Myelodysplastic syndromes (MDSs) are clonal hematopoietic stem cell disorders. In contrast to leukemic cells, however, propagation of MDS-derived clones in vitro or in vivo has proven difficult.1-3 Thanopoulou et al recently reported the engraftment of human MDS-derived cells in nonobese diabetic-severe combined immunodeficient (NOD/SCID) β2-microglobulin-deficient (β2mnull) mice and NOD/SCID-β2mnull mice transgenically engineered to produce interleukin 3 (IL-3), granulocyte macrophage-colony-stimulating factor (GM-CSF), and SF.4 They observed engraftment from 9 of 11 patients with MDS, and in 4 cases, clonal precursors (identified by chromosomal markers) could be recovered. We previously observed engraftment of normal human progenitors in NOD/SCID mice that received transplants of bone marrow mononuclear cells (BMMCs) from patients with MDS, but failed to show engraftment of identifiable clonal precursors.3 We extended our study using NOD/SCID-β2mnull mice. Cells from 6 patients with MDS were transplanted into 15 NOD/SCID-β2mnull mice. A total of 107 whole BMMCs were injected intramedullarly along with 1 × 105 cells each of the human stroma-derived cell lines HS5 and HS27a, both well characterized in functional studies and with gene expression profiles.5,6 In 11 mice, there was engraftment of human cells in peripheral blood (0.7%-58.4%; median 8.9%). Results from 6 mice, which were followed from 4 to 17 weeks and subjected to complete autopsies, are illustrated in Table 1. The highest proportions of human cells were recovered from the spleens, followed by peripheral blood and marrow. Proportions were higher in this model than in our previous model,3 and higher than in the report by Thanopoulou et al,4 who could not document significant differences in output of MDS-derived cells between the 2 mice strains used in their work. We believe that the higher numbers achieved here are attributable not only to the intramedullary route of transplantation but also to the coinjection of human stroma cells that provide crucial signals facilitating engraftment.

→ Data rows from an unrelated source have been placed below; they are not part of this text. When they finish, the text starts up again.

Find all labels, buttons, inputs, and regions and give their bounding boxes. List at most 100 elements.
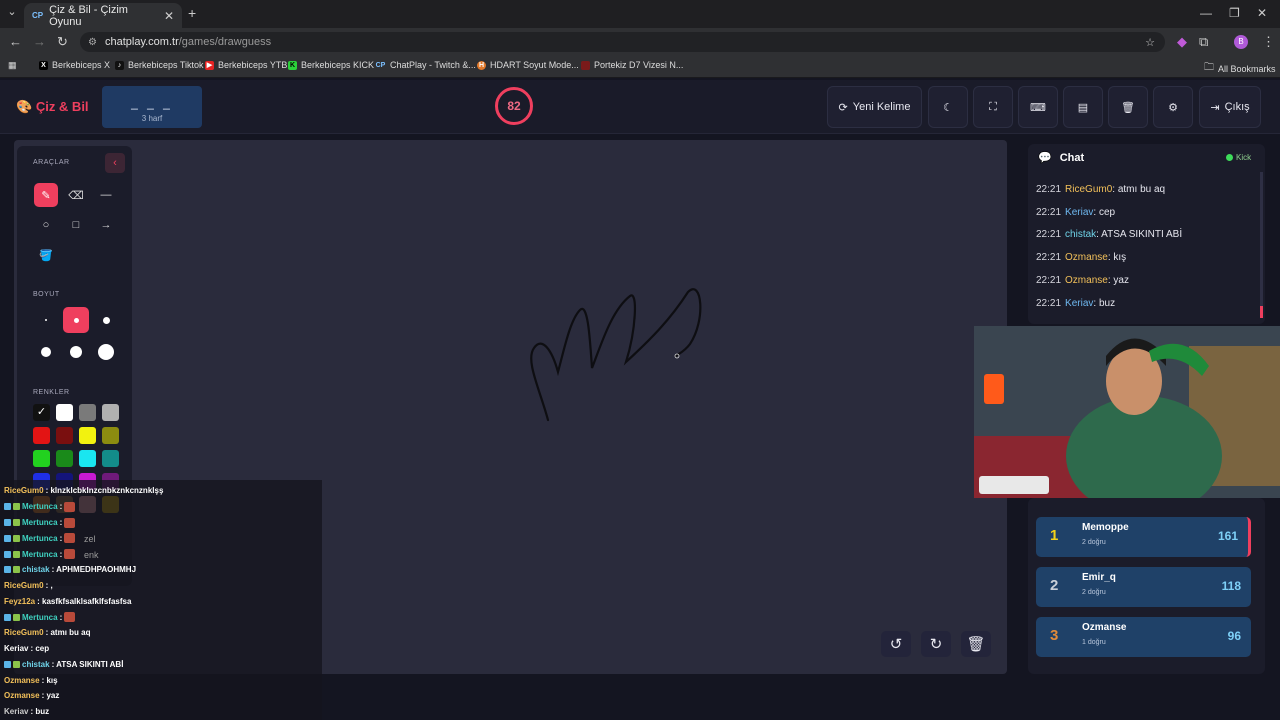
overlay-chat-line: Mertunca :: [4, 501, 76, 512]
tiktok-icon: ♪: [115, 60, 124, 70]
bookmark-berkebiceps-kick[interactable]: K Berkebiceps KICK: [288, 60, 374, 70]
color-swatch[interactable]: [102, 427, 119, 444]
overlay-chat-text: :: [59, 612, 63, 622]
address-bar[interactable]: ⚙ chatplay.com.tr/games/drawguess ☆: [80, 32, 1165, 52]
line-icon: —: [100, 189, 112, 201]
bookmark-chatplay[interactable]: CP ChatPlay - Twitch &...: [375, 60, 476, 70]
overlay-chat-line: Feyz12a : kasfkfsalklsafklfsfasfsa: [4, 597, 131, 606]
circle-tool[interactable]: ○: [34, 213, 58, 237]
minimize-icon[interactable]: —: [1200, 6, 1212, 20]
clear-button[interactable]: 🗑: [1108, 86, 1148, 128]
overlay-chat-user: Keriav: [4, 644, 29, 653]
overlay-chat-text: : yaz: [41, 691, 60, 701]
overlay-chat-line: Mertunca :: [4, 533, 76, 544]
color-swatch[interactable]: [56, 450, 73, 467]
badge-icon: [4, 613, 11, 621]
player-score: 161: [1217, 529, 1238, 543]
overlay-chat-text: :: [59, 549, 63, 559]
badge-icon: [13, 613, 20, 621]
undo-button[interactable]: ↺: [881, 631, 911, 657]
chat-scroll-thumb[interactable]: [1260, 306, 1263, 318]
chat-header: 💬 Chat: [1038, 151, 1085, 165]
redo-button[interactable]: ↻: [921, 631, 951, 657]
color-swatch[interactable]: [79, 450, 96, 467]
size-5[interactable]: [63, 339, 89, 365]
new-word-button[interactable]: ⟳ Yeni Kelime: [827, 86, 922, 128]
forward-icon[interactable]: →: [33, 34, 46, 49]
chat-scrollbar[interactable]: [1260, 172, 1263, 318]
overlay-chat-line: RiceGum0 : klnzklcbklnzcnbkznkcnznklşş: [4, 486, 163, 495]
eraser-tool[interactable]: ⌫: [64, 183, 88, 207]
palette-icon: 🎨: [16, 99, 33, 114]
arrow-tool[interactable]: →: [94, 213, 118, 237]
fill-tool[interactable]: 🪣: [34, 243, 58, 267]
tab-favicon: CP: [32, 11, 44, 20]
back-icon[interactable]: ←: [9, 34, 22, 49]
exit-button[interactable]: ⇥ Çıkış: [1199, 86, 1261, 128]
color-swatch[interactable]: [56, 427, 73, 444]
fullscreen-button[interactable]: ⛶: [973, 86, 1013, 128]
size-2[interactable]: [63, 307, 89, 333]
all-bookmarks[interactable]: 🗀 All Bookmarks: [1204, 60, 1276, 77]
player-correct-count: 1 doğru: [1082, 639, 1106, 646]
dark-mode-button[interactable]: ☾: [928, 86, 968, 128]
extension-icon[interactable]: ◆: [1177, 34, 1187, 50]
keyboard-button[interactable]: ⌨: [1018, 86, 1058, 128]
line-tool[interactable]: —: [94, 183, 118, 207]
color-swatch[interactable]: [79, 404, 96, 421]
chat-message: 22:21 RiceGum0: atmı bu aq: [1036, 184, 1165, 195]
chat-text: : atmı bu aq: [1112, 184, 1166, 195]
site-info-icon[interactable]: ⚙: [88, 37, 97, 48]
color-swatch[interactable]: [33, 450, 50, 467]
custom-color-label-2: enk: [84, 550, 99, 560]
collapse-tools-button[interactable]: ‹: [105, 153, 125, 173]
color-swatch[interactable]: [79, 427, 96, 444]
webcam-overlay: [974, 326, 1280, 498]
browser-tab[interactable]: CP Çiz & Bil - Çizim Oyunu ✕: [24, 3, 182, 28]
player-correct-count: 2 doğru: [1082, 539, 1106, 546]
size-1[interactable]: [33, 307, 59, 333]
close-tab-icon[interactable]: ✕: [164, 9, 174, 23]
chat-time: 22:21: [1036, 229, 1062, 241]
bookmark-star-icon[interactable]: ☆: [1145, 36, 1155, 49]
chat-time: 22:21: [1036, 206, 1062, 218]
overlay-chat-text: : cep: [30, 644, 50, 653]
chat-message: 22:21 Keriav: buz: [1036, 298, 1115, 309]
chat-bubbles-icon: 💬: [1038, 152, 1052, 164]
size-6[interactable]: [93, 339, 119, 365]
maximize-icon[interactable]: ❐: [1229, 6, 1240, 20]
bookmark-berkebiceps-x[interactable]: X Berkebiceps X: [39, 60, 110, 70]
bookmark-portekiz[interactable]: Portekiz D7 Vizesi N...: [581, 60, 683, 70]
size-3[interactable]: [93, 307, 119, 333]
color-swatch[interactable]: ✓: [33, 404, 50, 421]
color-swatch[interactable]: [102, 450, 119, 467]
bookmark-hdart[interactable]: H HDART Soyut Mode...: [477, 60, 579, 70]
bookmark-berkebiceps-ytb[interactable]: ▶ Berkebiceps YTB: [205, 60, 287, 70]
close-window-icon[interactable]: ✕: [1257, 6, 1267, 20]
reload-icon[interactable]: ↻: [57, 34, 68, 50]
color-swatch[interactable]: [56, 404, 73, 421]
settings-button[interactable]: ⚙: [1153, 86, 1193, 128]
overlay-chat-user: Mertunca: [22, 518, 58, 528]
clear-canvas-button[interactable]: 🗑: [961, 631, 991, 657]
apps-grid-icon[interactable]: ▦: [8, 60, 17, 71]
folder-icon: 🗀: [1204, 62, 1214, 73]
bookmark-berkebiceps-tiktok[interactable]: ♪ Berkebiceps Tiktok: [115, 60, 204, 70]
color-swatch[interactable]: [33, 427, 50, 444]
rectangle-tool[interactable]: □: [64, 213, 88, 237]
archive-button[interactable]: ▤: [1063, 86, 1103, 128]
extensions-puzzle-icon[interactable]: ⧉: [1199, 34, 1208, 50]
overlay-chat-user: Ozmanse: [4, 691, 40, 701]
badge-icon: [4, 566, 11, 573]
overlay-chat-user: Mertunca: [22, 502, 58, 512]
emote-icon: [64, 533, 76, 544]
size-4[interactable]: [33, 339, 59, 365]
brush-tool[interactable]: ✎: [34, 183, 58, 207]
badge-icon: [4, 519, 11, 527]
keyboard-icon: ⌨: [1030, 101, 1046, 114]
tab-search-icon[interactable]: ⌄: [4, 5, 20, 21]
new-tab-icon[interactable]: +: [188, 5, 196, 21]
profile-avatar[interactable]: B: [1234, 35, 1248, 49]
browser-menu-icon[interactable]: ⋮: [1262, 34, 1275, 50]
color-swatch[interactable]: [102, 404, 119, 421]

We detected clonal cells in 5 of 6 mice injected with human cells containing fluorescence in situ hybridization (FISH)-recognizable markers, including del(5q), del(7q), and loss of the Y chromosome; proportions in this patient sample were lower than in the original patient sample (Table 1), in agreement with Thanopoulou et al's findings.
There were remarkable results in 2 mice that received transplants of marrow from a patient with del(5q) and trisomy 8 in 95% of the cells analyzed. Recovered cells showed only del(5q), and no cells with trisomy 8, alone or in combination with del(5q), were detected (Table 1 and Figure 1). This observation in vivo supports the in vitro findings by Nilsson et al whose studies on marrow cells with del(5q)/trisomy 8 suggested a competitive advantage of cells with the 5q deletion only.2 The findings presumably reflect the engraftment of early precursors containing del(5q) with a loss of more-mature cells that had acquired trisomy 8 as an additional marker.
Thus, clonal hematopoietic precursors from MDS marrow engraft in NOD/SCID-β2mnull mice that undergo transplantation via intramedullar injection of BMMCs along with human stromal cells. Our results are consistent with engraftment of early progenitor cells that sustain long-term hemopoiesis. Ongoing studies are determining the contribution of the various components of the model to transplantation success. In vivo findings derived from these experiments should improve our understanding of the biology and pathophysiology of MDSs.